The merged entity will create a European telecoms equipment group worth over €40 billion which will better compete with Ericsson and Huawei. It will also bolster Nokia’s position in China and gain key contracts with AT&T and Verizon in the North American market.
In addition, the Finnish company will give Alcatel-Lucent shareholders 0.55 shares for each stock they own.
The deal will be finalised in the first half of 2016 and is expected to expand its total addressable market by 50% to €130 billion. The takeover will also raise its potential market growth to 3.5% per year during 2014-2019, resulting in €900 million of operating cost savings by the end of 2019, the companies said in a joint statement.
Risto Siilasmaa, Nokia’s chairman, and its CEO, Rajeev Suri, will lead the merged group and the company will remain headquartered in Finland with a strong presence in France.
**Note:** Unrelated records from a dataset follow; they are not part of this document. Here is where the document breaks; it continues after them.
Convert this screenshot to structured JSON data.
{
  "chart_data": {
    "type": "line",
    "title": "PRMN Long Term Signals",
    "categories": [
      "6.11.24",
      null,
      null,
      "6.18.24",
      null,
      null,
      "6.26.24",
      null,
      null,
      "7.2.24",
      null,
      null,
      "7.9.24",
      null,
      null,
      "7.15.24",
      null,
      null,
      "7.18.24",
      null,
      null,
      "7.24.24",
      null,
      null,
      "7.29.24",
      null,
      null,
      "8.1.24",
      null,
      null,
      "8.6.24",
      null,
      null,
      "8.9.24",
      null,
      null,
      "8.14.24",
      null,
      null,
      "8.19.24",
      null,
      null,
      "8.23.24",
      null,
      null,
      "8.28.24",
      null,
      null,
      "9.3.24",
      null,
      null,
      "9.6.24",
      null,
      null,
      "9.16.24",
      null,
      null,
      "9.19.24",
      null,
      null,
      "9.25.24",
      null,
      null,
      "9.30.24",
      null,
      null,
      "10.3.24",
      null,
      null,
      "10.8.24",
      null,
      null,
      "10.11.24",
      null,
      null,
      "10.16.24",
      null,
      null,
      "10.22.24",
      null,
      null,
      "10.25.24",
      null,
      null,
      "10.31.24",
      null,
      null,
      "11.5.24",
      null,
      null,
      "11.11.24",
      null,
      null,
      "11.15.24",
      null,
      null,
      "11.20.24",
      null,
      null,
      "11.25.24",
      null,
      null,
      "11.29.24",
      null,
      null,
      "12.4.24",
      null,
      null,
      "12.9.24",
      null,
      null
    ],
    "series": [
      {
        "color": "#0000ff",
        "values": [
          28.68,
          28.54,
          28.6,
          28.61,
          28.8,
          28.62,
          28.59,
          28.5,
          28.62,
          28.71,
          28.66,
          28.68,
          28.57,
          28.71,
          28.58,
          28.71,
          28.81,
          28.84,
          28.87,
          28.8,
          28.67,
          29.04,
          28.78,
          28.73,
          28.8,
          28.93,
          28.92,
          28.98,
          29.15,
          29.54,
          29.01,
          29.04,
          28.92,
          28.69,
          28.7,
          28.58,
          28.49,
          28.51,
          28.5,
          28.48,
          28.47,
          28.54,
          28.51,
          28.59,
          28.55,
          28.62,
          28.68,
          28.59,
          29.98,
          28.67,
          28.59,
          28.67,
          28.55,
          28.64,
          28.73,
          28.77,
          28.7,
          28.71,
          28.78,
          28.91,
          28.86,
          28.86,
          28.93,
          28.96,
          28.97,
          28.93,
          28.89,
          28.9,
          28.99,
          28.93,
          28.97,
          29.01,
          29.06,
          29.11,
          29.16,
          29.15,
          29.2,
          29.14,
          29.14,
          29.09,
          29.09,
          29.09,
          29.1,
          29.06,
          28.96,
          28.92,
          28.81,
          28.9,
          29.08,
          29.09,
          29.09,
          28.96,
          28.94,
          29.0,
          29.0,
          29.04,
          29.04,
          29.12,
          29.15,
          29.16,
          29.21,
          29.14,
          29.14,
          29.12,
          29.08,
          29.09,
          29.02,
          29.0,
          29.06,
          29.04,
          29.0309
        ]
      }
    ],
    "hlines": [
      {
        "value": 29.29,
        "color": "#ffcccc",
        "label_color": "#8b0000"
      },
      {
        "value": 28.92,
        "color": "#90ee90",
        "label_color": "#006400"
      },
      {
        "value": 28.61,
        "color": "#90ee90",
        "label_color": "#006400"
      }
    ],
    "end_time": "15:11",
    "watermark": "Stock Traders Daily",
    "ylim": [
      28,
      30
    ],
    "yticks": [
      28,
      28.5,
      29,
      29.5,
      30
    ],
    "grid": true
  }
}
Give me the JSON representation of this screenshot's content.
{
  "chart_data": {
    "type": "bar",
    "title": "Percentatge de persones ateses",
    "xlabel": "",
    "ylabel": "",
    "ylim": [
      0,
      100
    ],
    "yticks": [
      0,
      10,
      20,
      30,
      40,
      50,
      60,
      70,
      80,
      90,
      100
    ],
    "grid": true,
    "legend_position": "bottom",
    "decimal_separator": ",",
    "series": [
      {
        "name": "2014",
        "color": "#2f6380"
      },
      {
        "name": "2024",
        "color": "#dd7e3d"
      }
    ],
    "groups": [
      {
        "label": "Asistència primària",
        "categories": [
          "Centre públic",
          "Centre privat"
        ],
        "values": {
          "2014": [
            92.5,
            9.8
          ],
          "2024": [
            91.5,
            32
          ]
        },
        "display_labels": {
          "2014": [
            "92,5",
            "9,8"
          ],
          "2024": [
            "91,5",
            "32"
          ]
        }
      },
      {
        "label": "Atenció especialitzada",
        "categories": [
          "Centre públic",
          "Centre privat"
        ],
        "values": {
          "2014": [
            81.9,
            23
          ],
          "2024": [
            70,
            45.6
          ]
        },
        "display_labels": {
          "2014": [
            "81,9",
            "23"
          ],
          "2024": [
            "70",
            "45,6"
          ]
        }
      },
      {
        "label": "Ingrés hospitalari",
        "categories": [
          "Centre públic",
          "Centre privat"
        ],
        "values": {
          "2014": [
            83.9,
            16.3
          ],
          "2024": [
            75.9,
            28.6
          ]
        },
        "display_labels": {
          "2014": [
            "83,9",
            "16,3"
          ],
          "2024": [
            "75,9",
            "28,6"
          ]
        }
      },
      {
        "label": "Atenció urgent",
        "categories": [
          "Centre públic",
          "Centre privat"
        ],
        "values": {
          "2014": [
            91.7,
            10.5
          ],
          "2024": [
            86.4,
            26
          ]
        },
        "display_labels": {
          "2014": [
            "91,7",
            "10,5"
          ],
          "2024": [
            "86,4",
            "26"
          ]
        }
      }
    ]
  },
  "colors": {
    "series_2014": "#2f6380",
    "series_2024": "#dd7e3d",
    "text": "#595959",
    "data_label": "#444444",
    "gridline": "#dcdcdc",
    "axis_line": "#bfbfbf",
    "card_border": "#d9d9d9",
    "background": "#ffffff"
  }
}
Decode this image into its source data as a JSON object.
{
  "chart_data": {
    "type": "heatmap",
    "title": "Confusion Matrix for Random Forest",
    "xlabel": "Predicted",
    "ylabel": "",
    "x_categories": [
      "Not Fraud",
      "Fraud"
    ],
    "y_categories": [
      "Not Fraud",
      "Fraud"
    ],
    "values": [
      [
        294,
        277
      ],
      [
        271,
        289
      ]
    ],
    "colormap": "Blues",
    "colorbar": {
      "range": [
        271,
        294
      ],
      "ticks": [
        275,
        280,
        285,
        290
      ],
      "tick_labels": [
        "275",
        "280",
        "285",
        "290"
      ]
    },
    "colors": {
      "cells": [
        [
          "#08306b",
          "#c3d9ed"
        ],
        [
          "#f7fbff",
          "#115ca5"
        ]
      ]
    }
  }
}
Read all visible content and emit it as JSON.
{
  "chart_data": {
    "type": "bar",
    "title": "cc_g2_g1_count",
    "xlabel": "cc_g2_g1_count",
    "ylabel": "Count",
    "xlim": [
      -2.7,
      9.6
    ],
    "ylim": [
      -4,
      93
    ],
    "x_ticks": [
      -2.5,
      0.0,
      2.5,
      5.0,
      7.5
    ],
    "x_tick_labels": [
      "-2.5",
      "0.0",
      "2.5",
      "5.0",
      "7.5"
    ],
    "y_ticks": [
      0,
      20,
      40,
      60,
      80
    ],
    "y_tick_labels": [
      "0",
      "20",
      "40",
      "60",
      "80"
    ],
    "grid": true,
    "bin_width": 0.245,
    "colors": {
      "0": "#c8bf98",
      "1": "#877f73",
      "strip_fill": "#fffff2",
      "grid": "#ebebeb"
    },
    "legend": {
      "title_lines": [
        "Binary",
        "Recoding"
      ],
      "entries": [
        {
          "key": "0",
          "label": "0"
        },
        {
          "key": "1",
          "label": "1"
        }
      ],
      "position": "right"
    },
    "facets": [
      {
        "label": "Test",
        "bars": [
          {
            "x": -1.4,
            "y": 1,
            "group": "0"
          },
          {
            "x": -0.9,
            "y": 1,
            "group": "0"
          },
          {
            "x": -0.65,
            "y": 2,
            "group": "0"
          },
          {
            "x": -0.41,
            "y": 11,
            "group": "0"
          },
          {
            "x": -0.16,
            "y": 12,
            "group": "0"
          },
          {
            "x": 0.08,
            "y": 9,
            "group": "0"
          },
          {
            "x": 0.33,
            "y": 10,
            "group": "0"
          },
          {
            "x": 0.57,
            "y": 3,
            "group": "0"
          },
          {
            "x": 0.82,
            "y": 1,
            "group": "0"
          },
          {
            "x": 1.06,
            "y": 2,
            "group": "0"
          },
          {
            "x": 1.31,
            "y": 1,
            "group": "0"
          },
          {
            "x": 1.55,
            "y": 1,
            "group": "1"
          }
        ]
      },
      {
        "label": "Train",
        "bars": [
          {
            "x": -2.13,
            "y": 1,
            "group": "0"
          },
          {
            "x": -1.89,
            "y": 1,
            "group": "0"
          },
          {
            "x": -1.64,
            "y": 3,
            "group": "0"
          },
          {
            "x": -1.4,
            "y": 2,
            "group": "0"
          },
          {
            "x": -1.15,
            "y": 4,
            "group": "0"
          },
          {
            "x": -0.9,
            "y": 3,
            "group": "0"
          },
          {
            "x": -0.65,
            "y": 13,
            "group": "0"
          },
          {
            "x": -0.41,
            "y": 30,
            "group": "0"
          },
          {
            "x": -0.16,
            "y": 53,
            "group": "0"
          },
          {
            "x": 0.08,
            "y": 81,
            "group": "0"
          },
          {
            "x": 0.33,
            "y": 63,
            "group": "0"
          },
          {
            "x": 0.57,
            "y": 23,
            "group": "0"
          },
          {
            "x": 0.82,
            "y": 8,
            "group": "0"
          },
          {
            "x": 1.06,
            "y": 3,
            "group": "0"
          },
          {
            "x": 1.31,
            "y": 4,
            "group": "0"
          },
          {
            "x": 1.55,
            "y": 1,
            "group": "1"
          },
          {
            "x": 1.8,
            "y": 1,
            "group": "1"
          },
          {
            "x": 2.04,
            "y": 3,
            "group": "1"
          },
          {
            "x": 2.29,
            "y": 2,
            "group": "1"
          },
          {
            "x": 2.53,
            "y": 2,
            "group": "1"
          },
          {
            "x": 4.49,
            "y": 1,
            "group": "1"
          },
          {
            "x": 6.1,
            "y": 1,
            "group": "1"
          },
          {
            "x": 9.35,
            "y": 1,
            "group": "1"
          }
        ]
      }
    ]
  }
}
Alcatel-Lucent will have three members – including the vice chairman – on the board of nine to 10 members.
Nokia said it intends to be an “important contributor” of the overall development of the technology industry in France. Upon completion of the transaction, it aims to establish a €100 million fund to invest in start-ups in the country with a focus on the Internet of Things.
Nokia has also confirmed that it is exploring a sale of its HERE maps unit. Bids for the unit – valued by Nokia at €2 billion – are expected soon.